I mean, sure you'd say "No thanks I don't like egg salad" but if someone made you a cake, you tried it and hated it, you wouldn't really just out and tell them "it was the worst cake ever, seriously never bake for me again".

LM Preston said...

I believe when we pick books we like, we are picky with books like with out food. Why? because it's something that sticks with us a lot harder than a movie - we take effort in reading it. So when I read something that was recommended or that's a top story and I don't like it, I usually have a reason why - and it has to do with the type of characters I prefer, storyline I prefer and sometimes my expectations of the book.

Justina! said...

@Ari - I feel your pain. I also hated the Little House books. I was more of a Caddie Woodlawn girl, and the Little House books made me want to hit someone, mostly Laura Ingalls Wilder.

@Miranda - I'm trying to keep that in mind for when my book comes out and someone writes four thousand words about how that hated it :(
@Pam- I think most people feel that way about at least one or two big titles. Come, join the club! We can be shunned together!

@Kelli- You haven't read the Hunger Games? Ahhh! I bet you hate puppies as well! All jokes aside, I liked the series a lot better before I read the last book, so maybe just read the first two and stop there. Or, just wait for the movie.

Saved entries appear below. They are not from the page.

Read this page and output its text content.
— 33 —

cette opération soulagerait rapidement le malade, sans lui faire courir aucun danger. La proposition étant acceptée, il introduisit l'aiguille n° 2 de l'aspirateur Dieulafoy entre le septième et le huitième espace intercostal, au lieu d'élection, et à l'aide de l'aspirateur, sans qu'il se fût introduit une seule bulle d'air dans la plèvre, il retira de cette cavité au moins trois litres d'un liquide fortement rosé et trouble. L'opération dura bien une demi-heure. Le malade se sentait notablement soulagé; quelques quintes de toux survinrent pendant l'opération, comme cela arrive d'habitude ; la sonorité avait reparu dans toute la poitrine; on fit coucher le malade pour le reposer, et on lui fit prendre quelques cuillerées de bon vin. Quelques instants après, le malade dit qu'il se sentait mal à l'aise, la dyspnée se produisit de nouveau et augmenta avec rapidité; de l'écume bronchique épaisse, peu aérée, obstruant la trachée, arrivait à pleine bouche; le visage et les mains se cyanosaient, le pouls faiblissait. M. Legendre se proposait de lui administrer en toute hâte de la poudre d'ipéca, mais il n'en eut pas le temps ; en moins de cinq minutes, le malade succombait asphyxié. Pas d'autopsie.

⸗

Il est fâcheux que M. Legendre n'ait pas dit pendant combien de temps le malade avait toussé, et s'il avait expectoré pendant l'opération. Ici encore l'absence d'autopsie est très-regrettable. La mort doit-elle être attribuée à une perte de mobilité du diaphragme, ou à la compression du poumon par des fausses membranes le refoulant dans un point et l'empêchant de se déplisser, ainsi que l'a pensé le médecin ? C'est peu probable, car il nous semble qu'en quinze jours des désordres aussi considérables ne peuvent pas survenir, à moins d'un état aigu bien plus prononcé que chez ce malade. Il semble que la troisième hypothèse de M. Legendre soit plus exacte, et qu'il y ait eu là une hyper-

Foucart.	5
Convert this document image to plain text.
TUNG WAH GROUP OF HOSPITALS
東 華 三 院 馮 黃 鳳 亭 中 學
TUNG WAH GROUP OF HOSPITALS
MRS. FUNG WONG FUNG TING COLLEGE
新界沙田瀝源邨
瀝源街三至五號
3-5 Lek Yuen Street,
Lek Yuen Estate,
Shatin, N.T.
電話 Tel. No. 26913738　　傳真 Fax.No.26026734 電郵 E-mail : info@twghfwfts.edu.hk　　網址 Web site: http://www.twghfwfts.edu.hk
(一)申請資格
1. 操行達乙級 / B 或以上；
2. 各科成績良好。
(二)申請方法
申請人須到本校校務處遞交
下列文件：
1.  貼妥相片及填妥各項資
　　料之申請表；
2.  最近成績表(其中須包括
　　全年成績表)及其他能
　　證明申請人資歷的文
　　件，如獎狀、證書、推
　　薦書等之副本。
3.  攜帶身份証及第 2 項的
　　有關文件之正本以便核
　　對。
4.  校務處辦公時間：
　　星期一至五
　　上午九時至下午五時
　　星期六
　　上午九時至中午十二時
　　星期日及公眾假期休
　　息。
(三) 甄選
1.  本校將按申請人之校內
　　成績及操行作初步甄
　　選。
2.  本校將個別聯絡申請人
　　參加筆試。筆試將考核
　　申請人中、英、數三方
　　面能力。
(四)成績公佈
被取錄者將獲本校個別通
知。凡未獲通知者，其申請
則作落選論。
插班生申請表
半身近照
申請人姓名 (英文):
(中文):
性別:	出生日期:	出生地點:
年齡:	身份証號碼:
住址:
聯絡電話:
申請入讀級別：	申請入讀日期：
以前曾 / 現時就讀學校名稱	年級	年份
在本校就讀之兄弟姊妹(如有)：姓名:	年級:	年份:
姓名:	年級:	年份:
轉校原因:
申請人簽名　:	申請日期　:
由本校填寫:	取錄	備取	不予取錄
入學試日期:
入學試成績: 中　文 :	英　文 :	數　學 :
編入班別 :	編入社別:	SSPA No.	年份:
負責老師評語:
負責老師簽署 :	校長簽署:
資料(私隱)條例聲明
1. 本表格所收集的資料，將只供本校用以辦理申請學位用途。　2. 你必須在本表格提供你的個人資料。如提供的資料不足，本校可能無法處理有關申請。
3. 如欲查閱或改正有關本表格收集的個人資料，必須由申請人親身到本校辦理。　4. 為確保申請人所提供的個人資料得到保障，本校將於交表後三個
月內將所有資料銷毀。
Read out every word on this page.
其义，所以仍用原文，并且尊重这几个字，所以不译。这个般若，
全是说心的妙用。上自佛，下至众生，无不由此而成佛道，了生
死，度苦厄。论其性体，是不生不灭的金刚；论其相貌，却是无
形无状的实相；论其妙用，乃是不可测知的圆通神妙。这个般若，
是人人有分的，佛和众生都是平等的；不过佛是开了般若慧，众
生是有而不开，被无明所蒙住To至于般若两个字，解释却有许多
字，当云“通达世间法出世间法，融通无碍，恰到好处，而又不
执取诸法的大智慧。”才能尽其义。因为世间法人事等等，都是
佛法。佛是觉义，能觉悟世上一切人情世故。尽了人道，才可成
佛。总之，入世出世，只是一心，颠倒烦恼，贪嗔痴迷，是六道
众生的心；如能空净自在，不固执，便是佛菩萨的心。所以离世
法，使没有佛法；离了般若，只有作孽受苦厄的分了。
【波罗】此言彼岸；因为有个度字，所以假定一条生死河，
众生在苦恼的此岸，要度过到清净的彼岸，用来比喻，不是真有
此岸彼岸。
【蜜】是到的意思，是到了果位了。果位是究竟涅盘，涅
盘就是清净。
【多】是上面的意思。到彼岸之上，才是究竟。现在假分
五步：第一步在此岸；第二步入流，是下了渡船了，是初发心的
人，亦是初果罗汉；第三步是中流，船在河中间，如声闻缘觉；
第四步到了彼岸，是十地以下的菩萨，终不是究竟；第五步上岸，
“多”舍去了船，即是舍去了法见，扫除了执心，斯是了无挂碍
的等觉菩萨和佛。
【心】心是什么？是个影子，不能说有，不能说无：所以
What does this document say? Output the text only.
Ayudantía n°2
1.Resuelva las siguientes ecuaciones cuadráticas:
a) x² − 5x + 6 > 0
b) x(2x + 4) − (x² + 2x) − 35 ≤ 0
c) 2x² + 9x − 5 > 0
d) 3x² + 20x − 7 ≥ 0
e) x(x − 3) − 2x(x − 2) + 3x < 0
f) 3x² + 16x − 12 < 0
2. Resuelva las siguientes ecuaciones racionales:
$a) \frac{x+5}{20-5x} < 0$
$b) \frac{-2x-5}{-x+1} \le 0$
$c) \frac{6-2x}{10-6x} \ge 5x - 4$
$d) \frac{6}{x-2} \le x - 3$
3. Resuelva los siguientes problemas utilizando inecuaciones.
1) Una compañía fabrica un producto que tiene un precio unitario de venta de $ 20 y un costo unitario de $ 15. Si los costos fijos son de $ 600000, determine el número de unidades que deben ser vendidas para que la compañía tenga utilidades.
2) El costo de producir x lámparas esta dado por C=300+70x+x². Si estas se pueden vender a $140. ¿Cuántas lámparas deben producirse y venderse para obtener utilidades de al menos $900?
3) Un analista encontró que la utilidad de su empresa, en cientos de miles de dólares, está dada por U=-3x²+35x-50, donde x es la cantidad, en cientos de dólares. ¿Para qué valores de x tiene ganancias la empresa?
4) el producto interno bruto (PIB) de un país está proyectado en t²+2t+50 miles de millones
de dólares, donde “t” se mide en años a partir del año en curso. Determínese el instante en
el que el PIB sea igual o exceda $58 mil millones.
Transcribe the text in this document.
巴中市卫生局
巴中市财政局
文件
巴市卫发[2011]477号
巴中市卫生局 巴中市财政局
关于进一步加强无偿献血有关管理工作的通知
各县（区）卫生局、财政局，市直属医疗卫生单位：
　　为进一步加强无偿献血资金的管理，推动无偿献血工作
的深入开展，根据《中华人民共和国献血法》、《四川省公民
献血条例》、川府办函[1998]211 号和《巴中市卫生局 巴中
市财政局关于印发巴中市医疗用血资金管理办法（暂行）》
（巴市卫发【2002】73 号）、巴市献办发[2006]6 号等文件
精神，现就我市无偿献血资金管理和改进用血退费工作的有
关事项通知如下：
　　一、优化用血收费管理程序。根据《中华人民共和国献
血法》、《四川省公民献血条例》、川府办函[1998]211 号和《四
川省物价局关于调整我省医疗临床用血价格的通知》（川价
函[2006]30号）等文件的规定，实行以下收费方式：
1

That's what I did with Harry Potter *waits for lightning to strike*.

@Alwyn- I once blurted out at a conference "I loved that book, but the writing just wasn't up to snuff. She should've spent more time on character development." Only to find out that one of the author's friends was sitting at the table. So you're right, sometimes it's safer to just keep one's mouth shut :)

@LM - I agree. I try to pinpoint what about the book didn't work for me, because then when I say I didn't like it I have a more compelling reason than "It sucked."